Eu, nascido em 70, no meio de data nenhuma, ter agora de aturar isto.... Aos 4 anos andava eu de gatas lá em casa e cantavam vocês as revoluções na rua. E agora pedem-me que pegue no testemunho porque já vos falham as pernas para grandes caminhadas? Falam-me nas heranças de Abril? Pois fizestes Abril exactamente para quêm e para quê? Devo eu achar que herdei exactamente o quê? Eu por mim não quero mais manifestações em frente ao Inatel no 1º de Maio, não quero mais palavras de ordem que afinal não passaram de palavras sem ordem nenhuma. Que fizerem vocês dessas palavras? Que fizerem vocês deste Pais? Esbanjadas as palavras e o Pais passemos (nós e não vós) à fase seguinte. Não vos quero agradecer. Porque até o agradecimento pela liberdade e democracia me parece despropositado... Afinal foram tão poucos os que deram verdadeiramente o coiro por elas antes de 74... E mesmo entre esses gostaria eu de saber quantos não teriam preferido (tendo alguns tentado) ver instaurada por aqui uma "democracia popular". Agradecer terem esperado 50 anos para fazerem uma "não-revolução" ? O 25 de Abril foi um não-evento. Podemos chamar revolução a uma viagem de chaimite de Santarem a Lisboa para recolha dos restos putrefactos dum regime em decomposição avançada? Que raio chamaremos então às revoluções Americana e Francesa?

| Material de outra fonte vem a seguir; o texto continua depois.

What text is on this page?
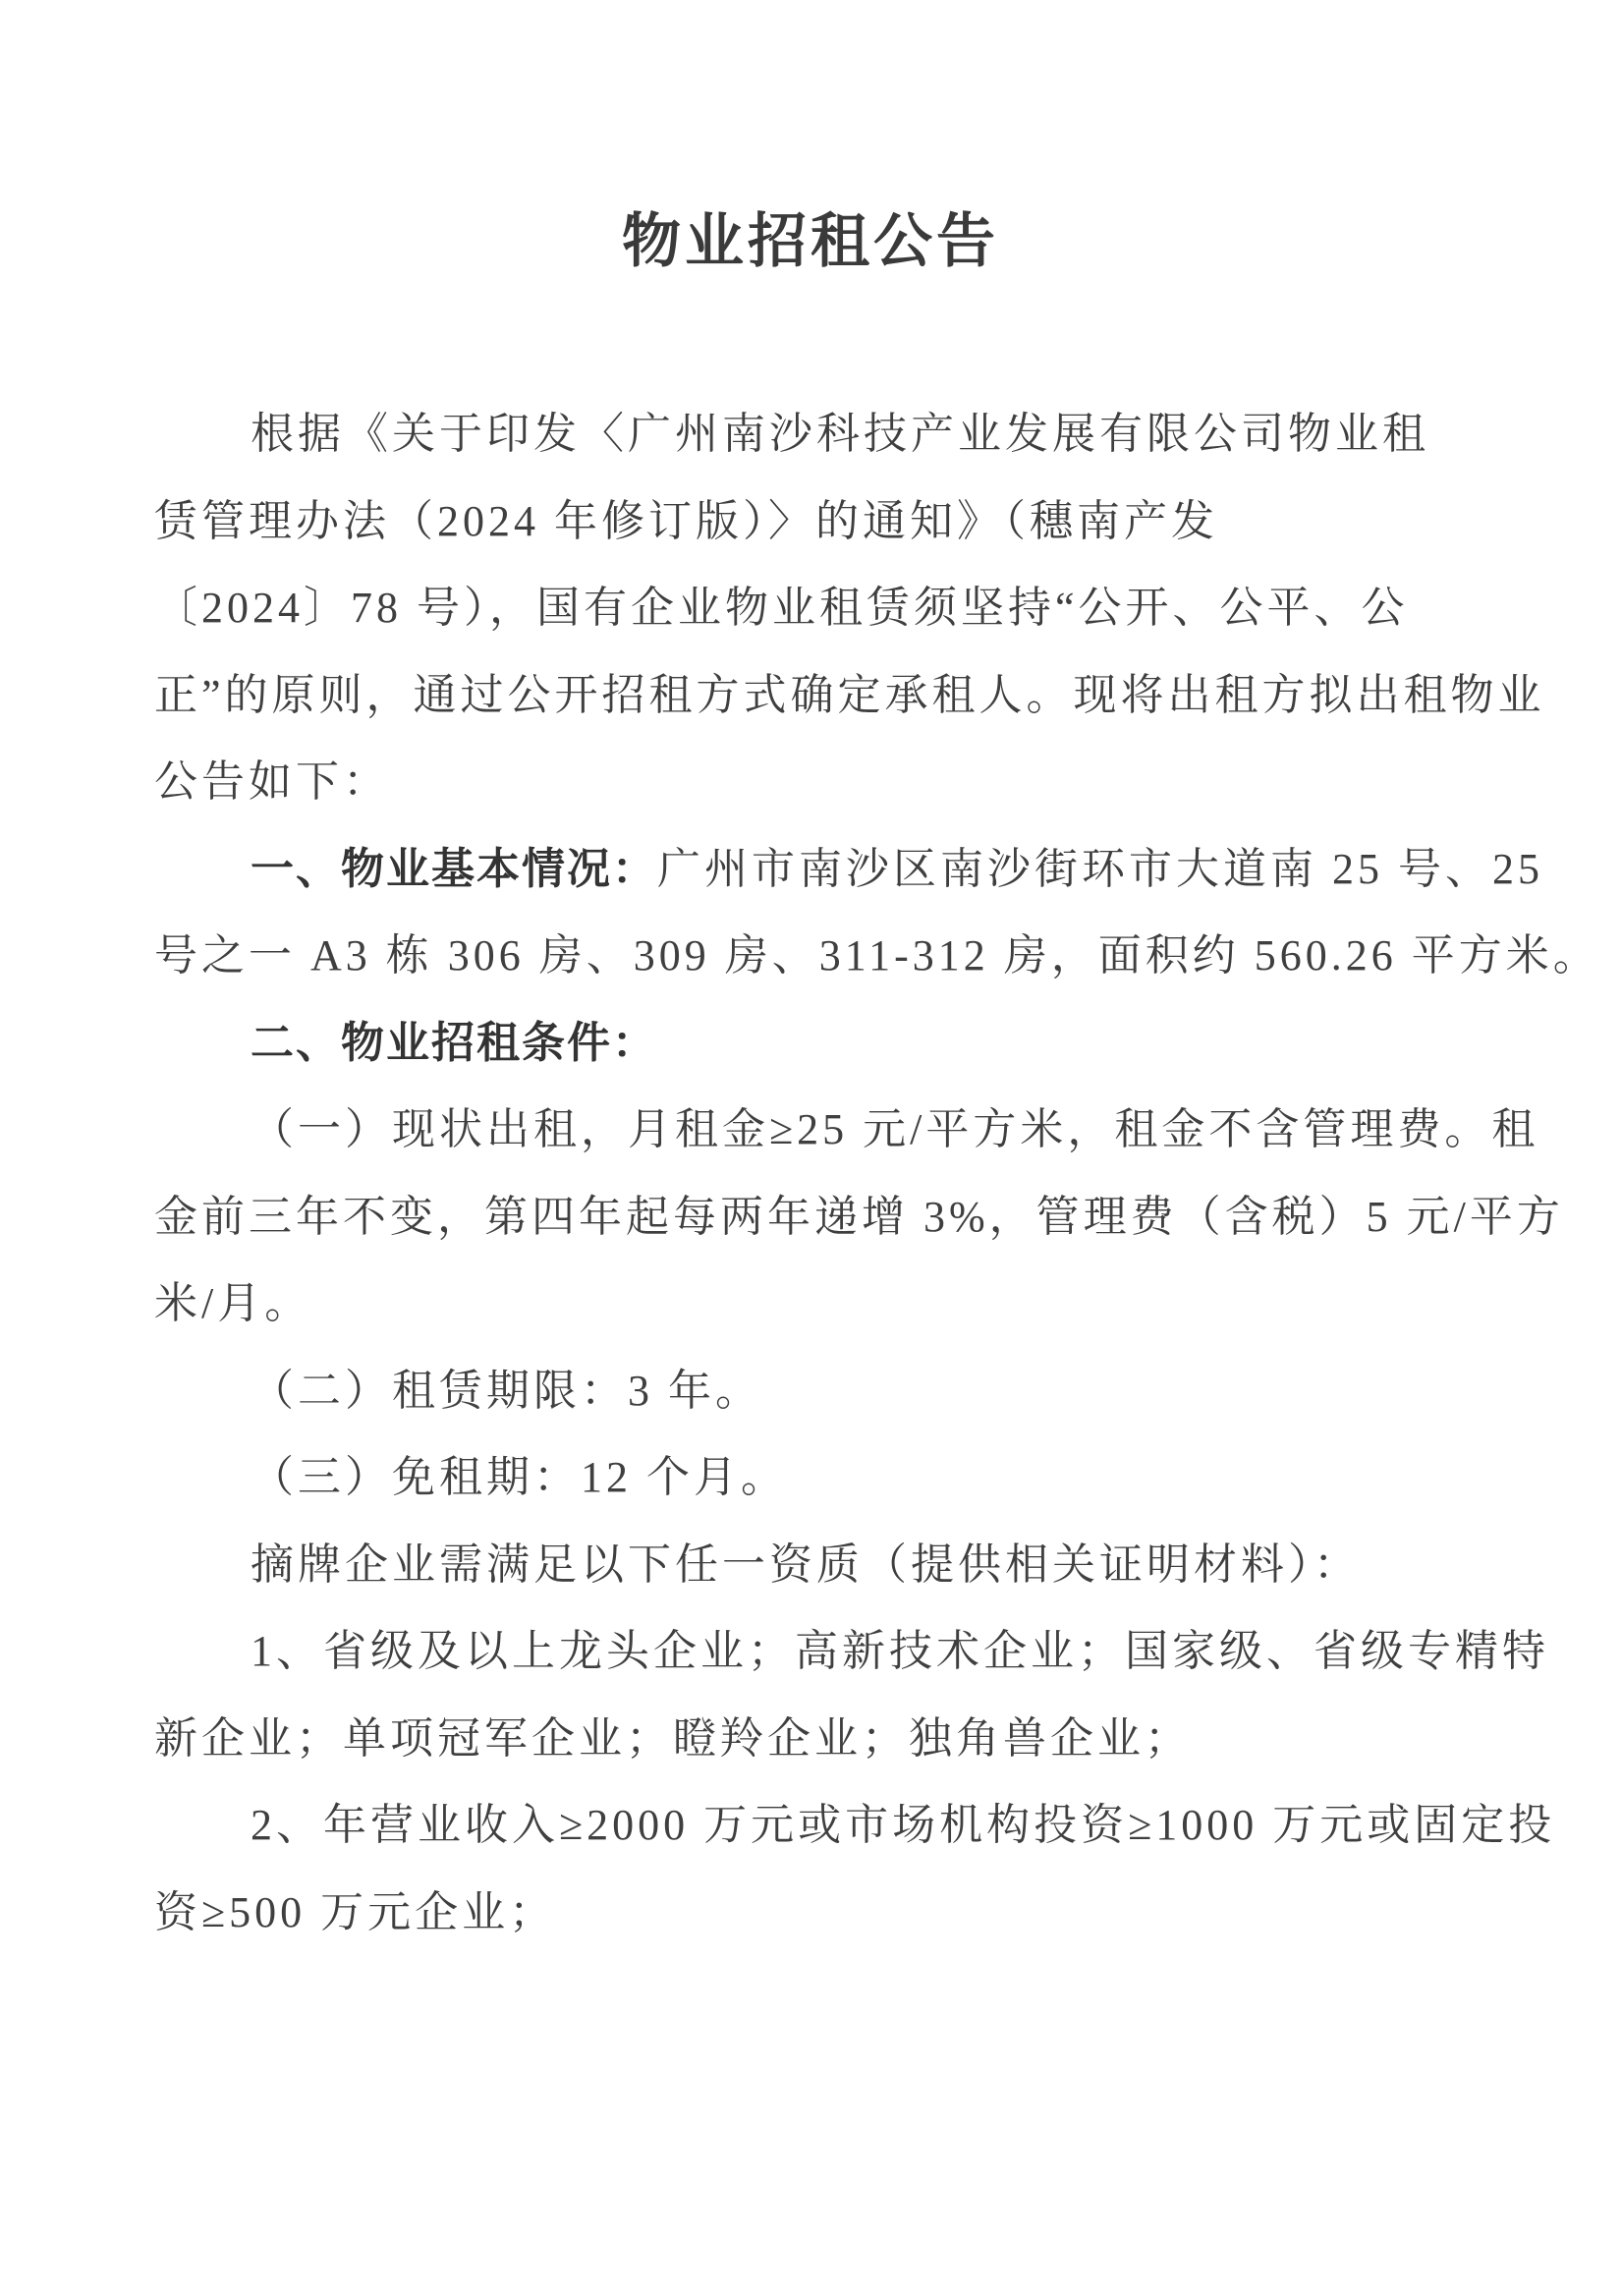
物业招租公告
根据《关于印发〈广州南沙科技产业发展有限公司物业租
赁管理办法（2024 年修订版）〉的通知》（穗南产发
〔2024〕78 号），国有企业物业租赁须坚持“公开、公平、公
正”的原则，通过公开招租方式确定承租人。现将出租方拟出租物业
公告如下：
一、物业基本情况：广州市南沙区南沙街环市大道南 25 号、25
号之一 A3 栋 306 房、309 房、311-312 房，面积约 560.26 平方米。
二、物业招租条件：
（一）现状出租，月租金≥25 元/平方米，租金不含管理费。租
金前三年不变，第四年起每两年递增 3%，管理费（含税）5 元/平方
米/月。
（二）租赁期限：3 年。
（三）免租期：12 个月。
摘牌企业需满足以下任一资质（提供相关证明材料）：
1、省级及以上龙头企业；高新技术企业；国家级、省级专精特
新企业；单项冠军企业；瞪羚企业；独角兽企业；
2、年营业收入≥2000 万元或市场机构投资≥1000 万元或固定投
资≥500 万元企业；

30 anos passados agradeçam a vós próprios as magníficas conquistas de Abril que vos garantirão paz e prosperidade na velhice. Porque vocês não inventaram um Pais, inventaram um estado à vossa medida(o que para efeitos de reforma antecipada foi bem mais conveniente). E trataram logo de criar um daqueles estados-vaca com muitas tetas, todas convenientemente formatadas ao jeito de uma geração que se colocou convenientemente debaixo delas. Mamei e multiplicai-vos. Assim fizeste durante 30 anos. No entretanto os vossos filhos tiveram o que vocês nunca tiveram, a carninha tenra do Lombo a todas as refeições, pelo menos enquanto vocês forem vivos. Porque depois ... Quando a geração grisalha acabar de gozar a sua reforma dourada conquistada aos 55 anos e seguir para outras pastagens, o que sobrará por aqui? Mestria suprema demonstrastes na gestão destes 30 anos. Revolução montada à medida do conforto paternalista, à medida do comodismo luso. Em versão Português suave para que ninguém ficasse verdadeiramente rico, nem verdadeiramente pobre, que o liberalismo é palavra feia que não se diz à mesa. Criastes nesta terra o reino dos "bem remediados pelo estado, graças a Deus"... E os vossos filhos saidos de casa aos 30 anos debaixo do conforto das vossa reformas, cama e roupinha lavada, licenciatura da treta tirada a ferros por imposição paterna, têm agora a casa para pagar e emprego de trabalho temporário nas televendas. Chegam a casa às 20h a tempo do beijo de boa noite ao filhote.